Quien confía en las promesas, de cualquier clase, tiene algo de cándido y también de generoso. La confianza, necesaria si se vive entre seres depredadores, no es siempre correspondida, aunque debe ser cultivada con el propósito de vivir tranquilamente, por lo menos algunos momentos. Yo, por ejemplo, desconfío de cualquier cosa que respire, sobre todo cuando la cosa que respira se atreva a hacerme algún tipo de promesa. Y, no obstante, tengo la obligación de confiar, ya que de lo contrario mi vida, ya en retirada, se vería todavía más afectada. Las promesas son de mal agüero, un terrible presagio que oscurece nuestro estar en el mundo. Y, sin embargo, ¿quién no se ha aferrado a una promesa como el moribundo a un tanque de oxígeno? Mi padre lo hizo durante más de diez años, y su pobreza se acrecentó debido a un dinero que tendría que recibir por parte de unos financieros de Nueva York quienes inyectarían capital a la empresa de su jefe, Carlos Alemán, donde mi pobre progenitor trabajó durante dos décadas. El préstamo, el tanque de oxígeno monetario, jamás llegó y mi padre envejeció, se volvió alcohólico y murió en su cama a causa de un derrame cerebral. No es una historia triste, la que les he bosquejado ahora, sino una de las características de la especie humana: incumplir toda clase de promesas.

No tendría que recordarles o refrendar que la clase política ha llevado a las personas más prudentes a cultivar la desconfianza. Prometen acciones que no son capaces de llevar a cabo, sea porque no pueden hacerlo o porque es una manera de obtener votos, confianza o complicidad de la indigente ciudadanía. Prometerían tallarnos la espalda con una esponja sólo para que les entreguemos nuestro voto o confianza, y una vez repletos sus bolsillos de nuestras esperanzas, proceden a abandonarnos y a mantenernos en las mismas o peores condiciones que antes de la exclamación de sus promesas. Es una canallada; un acto criminal que, como es ya una costumbre, encuentra en quienes prometen, argumentos o justificaciones de cualquier clase. Esta clase de maniobras que bien podríamos denominar la telenovela de la promesa incumplida continuará por el resto de nuestros días, pese a que, de vez en cuando y ante nuestra sorpresa, el político llegue a cumplir algunos de sus ofrecimientos. Las excepciones llegan a ser el sustento de una conducta impropia y promueven el descaro civil del prometedor y la decepción de los cándidos esperanzados. El político tiene por obligación, incumplir su promesa; de lo contrario algo andaría muy mal en la mecánica de la vida civil.

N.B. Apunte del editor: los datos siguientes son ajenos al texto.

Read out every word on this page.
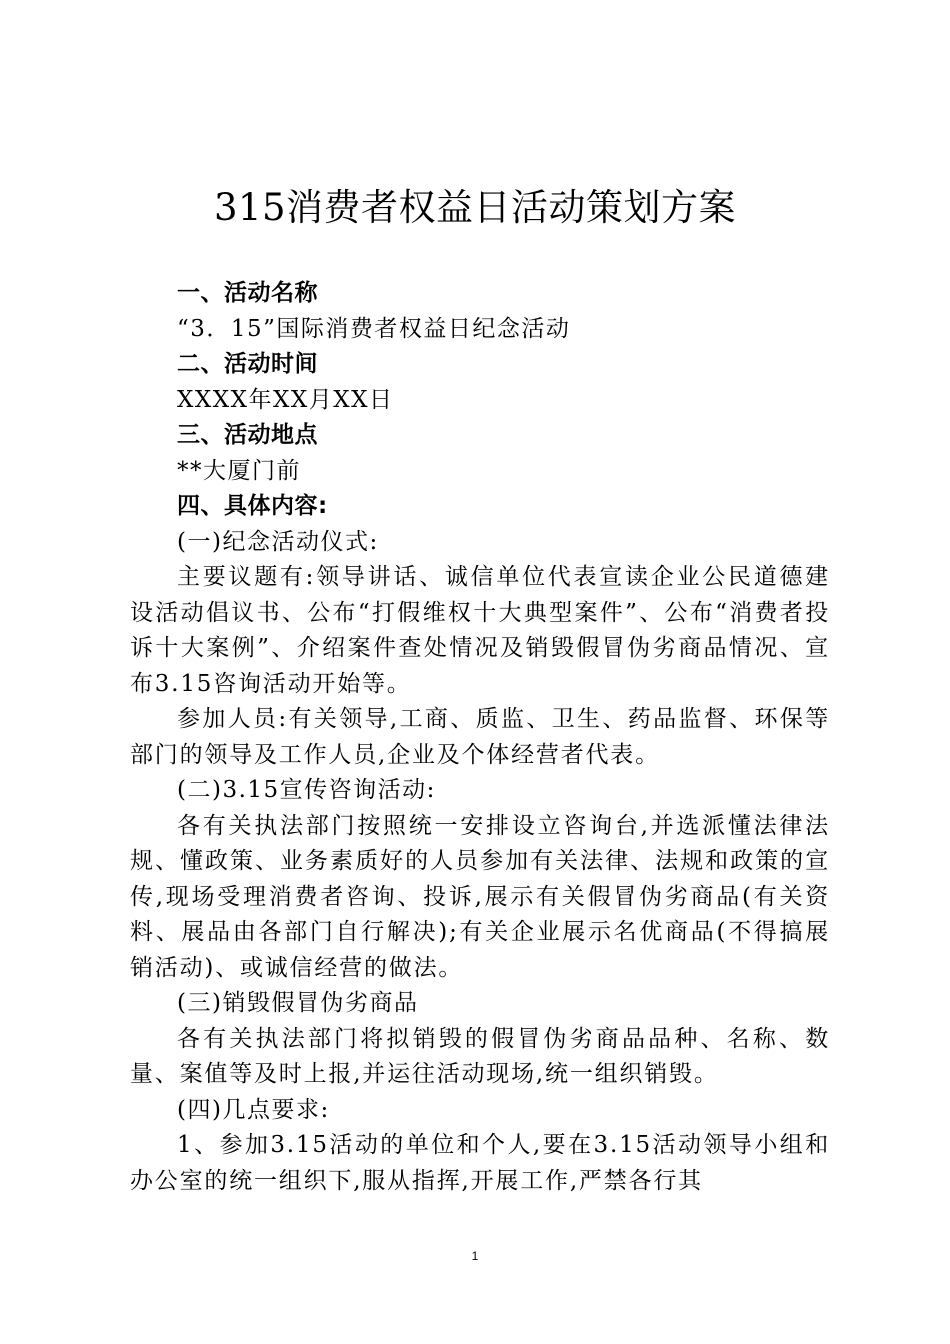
315消费者权益日活动策划方案

一、活动名称

“3．15”国际消费者权益日纪念活动

二、活动时间

XXXX年XX月XX日

三、活动地点

**大厦门前

四、具体内容:

(一)纪念活动仪式:

主要议题有:领导讲话、诚信单位代表宣读企业公民道德建设活动倡议书、公布“打假维权十大典型案件”、公布“消费者投诉十大案例”、介绍案件查处情况及销毁假冒伪劣商品情况、宣布3.15咨询活动开始等。

参加人员:有关领导,工商、质监、卫生、药品监督、环保等部门的领导及工作人员,企业及个体经营者代表。

(二)3.15宣传咨询活动:

各有关执法部门按照统一安排设立咨询台,并选派懂法律法规、懂政策、业务素质好的人员参加有关法律、法规和政策的宣传,现场受理消费者咨询、投诉,展示有关假冒伪劣商品(有关资料、展品由各部门自行解决);有关企业展示名优商品(不得搞展销活动)、或诚信经营的做法。

(三)销毁假冒伪劣商品

各有关执法部门将拟销毁的假冒伪劣商品品种、名称、数量、案值等及时上报,并运往活动现场,统一组织销毁。

(四)几点要求:

1、参加3.15活动的单位和个人,要在3.15活动领导小组和办公室的统一组织下,服从指挥,开展工作,严禁各行其

1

Los peores, o al menos los más numerosos, de entre los incumplidores de promesas, son los borrachos. ¿Quién no ha prometido algo que jamás cumplirá durante una borrachera? Son una legión de timadores, los ebrios. En cuanto se toman unas copas se tornan vilmente generosos y ponen el mundo a tus pies. A mí me han llegado a nombrar subsecretario de alguna institución durante una juerga; me han ofrecido embajadas; dinero a manos llenas; algunas mujeres me han jurado amor eterno apenas el licor corre por sus venas; tengo amistades que no dudan en invitarme a viajar por todos los continentes y algunos, incluso, me han hecho socio de sus empresas y de sus múltiples negocios. Una vez que la calidez del vino se pierde y llega la cruda, me quedo con las manos vacías, esbozando una fingida mueca de desilusión mientras ellos, como el perro que se tragó el jabón, evitan verme algunas semanas o meses mientras se disipa la densidad de sus promesas. Sí, los borrachos dilapidadores de promesas son los peores, aunque los perdono puesto que por algún momento desearon en realidad hacerme cómplice de sus dádivas, riquezas, sueños. Están más que perdonados. Comparados con la migraña política ellos representan un alentador respiro; un estimulante gesto amistoso, la posibilidad de que los sueños se impongan, por algunos momentos, sobre la realidad.